Hai citato quella partita con i blucerchiati. Se potessi tornare indietro, cosa cambieresti di quel match?

“Nel calcio è pieno di profeti di quello che già è accaduto, ora è facile parlare. Ma allora era difficile dirlo. Abbiamo fatto tutto nella maniera giusta, stavamo vincendo. Se la rigiocassimo dieci volte forse non la perderemmo più. E’ il calcio. Come tante altre squadre nella storia che non sono riuscite a lasciare un segno, a portare a casa il trofeo. I momenti e le emozioni non si dimenticano mai. Certo, il segno più forte, lo scudetto, non lo abbiamo agguantato. E’ l’unico rimpianto che ho della mia carriera”.

Hai parlato di emozioni, quello fu un campionato incredibile, mozzafiato.

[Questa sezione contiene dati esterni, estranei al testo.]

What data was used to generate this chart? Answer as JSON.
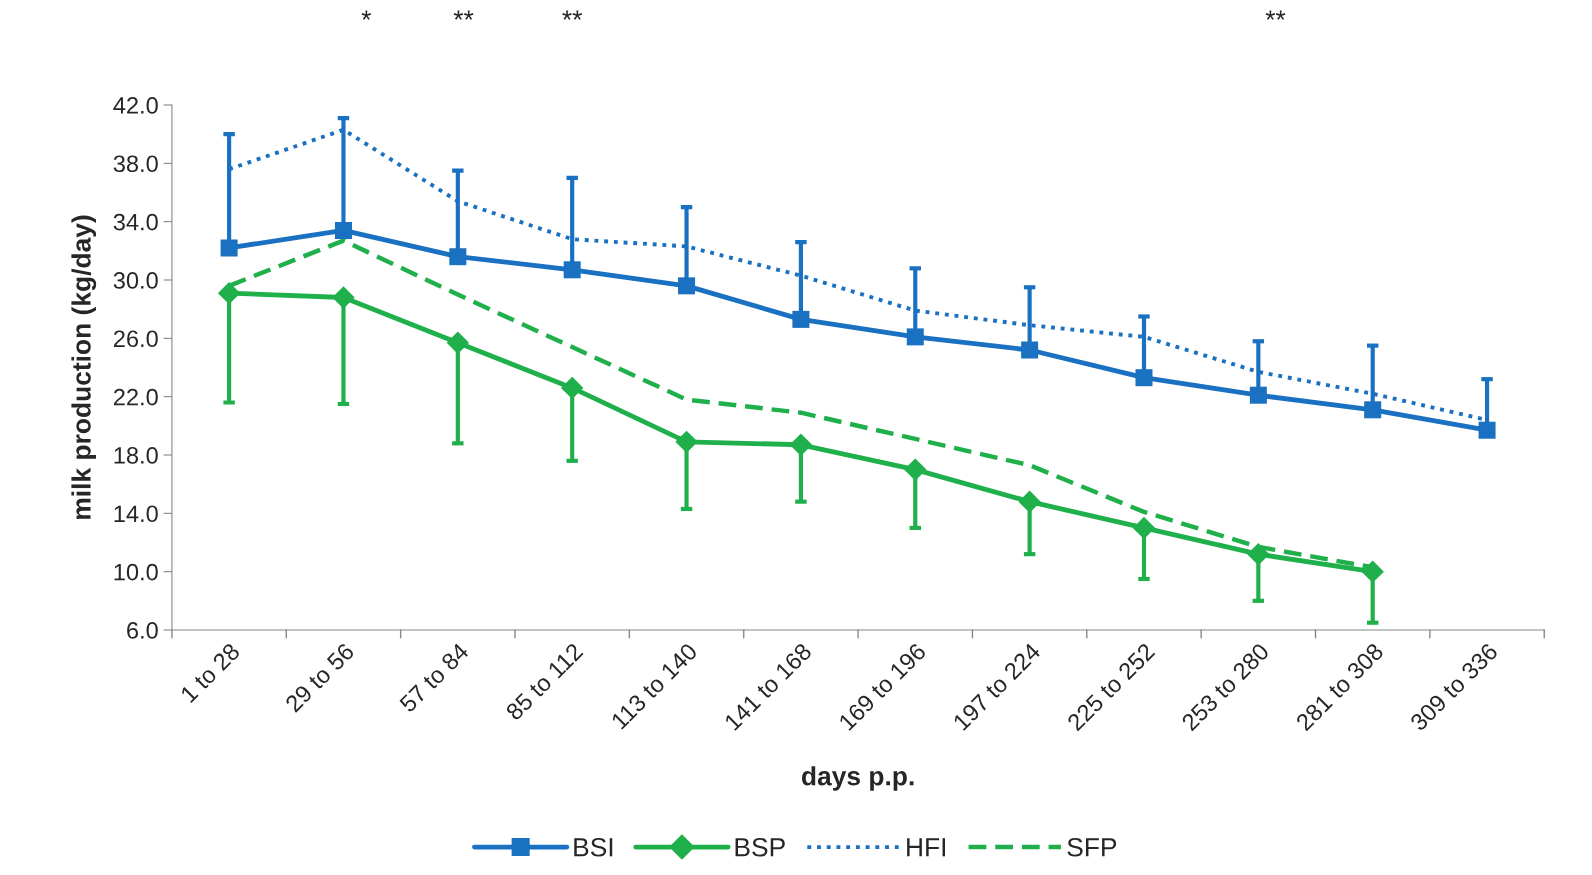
{
  "chart_data": {
    "type": "line",
    "xlabel": "days p.p.",
    "ylabel": "milk production (kg/day)",
    "categories": [
      "1 to 28",
      "29 to 56",
      "57 to 84",
      "85 to 112",
      "113 to 140",
      "141 to 168",
      "169 to 196",
      "197 to 224",
      "225 to 252",
      "253 to 280",
      "281 to 308",
      "309 to 336"
    ],
    "ylim": [
      6,
      42
    ],
    "yticks": [
      {
        "value": 6,
        "label": "6.0"
      },
      {
        "value": 10,
        "label": "10.0"
      },
      {
        "value": 14,
        "label": "14.0"
      },
      {
        "value": 18,
        "label": "18.0"
      },
      {
        "value": 22,
        "label": "22.0"
      },
      {
        "value": 26,
        "label": "26.0"
      },
      {
        "value": 30,
        "label": "30.0"
      },
      {
        "value": 34,
        "label": "34.0"
      },
      {
        "value": 38,
        "label": "38.0"
      },
      {
        "value": 42,
        "label": "42.0"
      }
    ],
    "grid": false,
    "legend": "bottom",
    "series": [
      {
        "name": "BSI",
        "color": "#1a70c1",
        "marker": "square",
        "line_style": "solid",
        "values": [
          32.2,
          33.4,
          31.6,
          30.7,
          29.6,
          27.3,
          26.1,
          25.2,
          23.3,
          22.1,
          21.1,
          19.7
        ],
        "errors": [
          [
            32.2,
            40.0
          ],
          [
            33.4,
            41.1
          ],
          [
            31.6,
            37.5
          ],
          [
            30.7,
            37.0
          ],
          [
            29.6,
            35.0
          ],
          [
            27.3,
            32.6
          ],
          [
            26.1,
            30.8
          ],
          [
            25.2,
            29.5
          ],
          [
            23.3,
            27.5
          ],
          [
            22.1,
            25.8
          ],
          [
            21.1,
            25.5
          ],
          [
            19.7,
            23.2
          ]
        ]
      },
      {
        "name": "BSP",
        "color": "#1fb04c",
        "marker": "diamond",
        "line_style": "solid",
        "values": [
          29.1,
          28.8,
          25.7,
          22.6,
          18.9,
          18.7,
          17.0,
          14.8,
          13.0,
          11.2,
          10.0,
          null
        ],
        "errors": [
          [
            21.6,
            29.1
          ],
          [
            21.5,
            28.8
          ],
          [
            18.8,
            25.7
          ],
          [
            17.6,
            22.6
          ],
          [
            14.3,
            18.9
          ],
          [
            14.8,
            18.7
          ],
          [
            13.0,
            17.0
          ],
          [
            11.2,
            14.8
          ],
          [
            9.5,
            13.0
          ],
          [
            8.0,
            11.2
          ],
          [
            6.5,
            10.0
          ],
          null
        ]
      },
      {
        "name": "HFI",
        "color": "#1a70c1",
        "marker": "none",
        "line_style": "dotted",
        "values": [
          37.6,
          40.3,
          35.4,
          32.8,
          32.3,
          30.3,
          27.9,
          26.9,
          26.1,
          23.7,
          22.2,
          20.4
        ]
      },
      {
        "name": "SFP",
        "color": "#1fb04c",
        "marker": "none",
        "line_style": "dashed",
        "values": [
          29.6,
          32.7,
          29.0,
          25.4,
          21.8,
          20.9,
          19.1,
          17.3,
          14.1,
          11.7,
          10.3,
          null
        ]
      }
    ],
    "annotations": [
      "*",
      "**",
      "**",
      "**"
    ]
  }
}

L’ultima giornata, a fine primo tempo, la Roma era campione d’Italia visto che l’Inter pareggiava a Siena. Che ricordo hai di quei momenti?

“Noi giocavamo e volevamo sapere continuamente che succedeva a Siena. C’erano tanti romanisti allo stadio a vederci, Milito segnò solamente a secondo tempo inoltrato. Purtroppo avevamo davanti una squadra molto molto forte. Ma ricordo l’emozione di avere i nostri tifosi lì a Verona, che ci è stata vicina anche dopo la partita. Anche se non abbiamo vinto”.

Qual è il compagno di squadra più forte che hai avuto? Escludiamo Totti!

“(Ride n.d.r.) Bene, escludendo Francesco direi Menez. Era differente. Un fuoriclasse, forse non ha saputo dimostrare tutto quello che poteva fare, ma era straordinario palla al piede”.

L’avversario più forte affrontato?

“Del Piero senza dubbio”.

La redazione di Passioneinter.com ringrazia Julio Sergio per la disponibilità.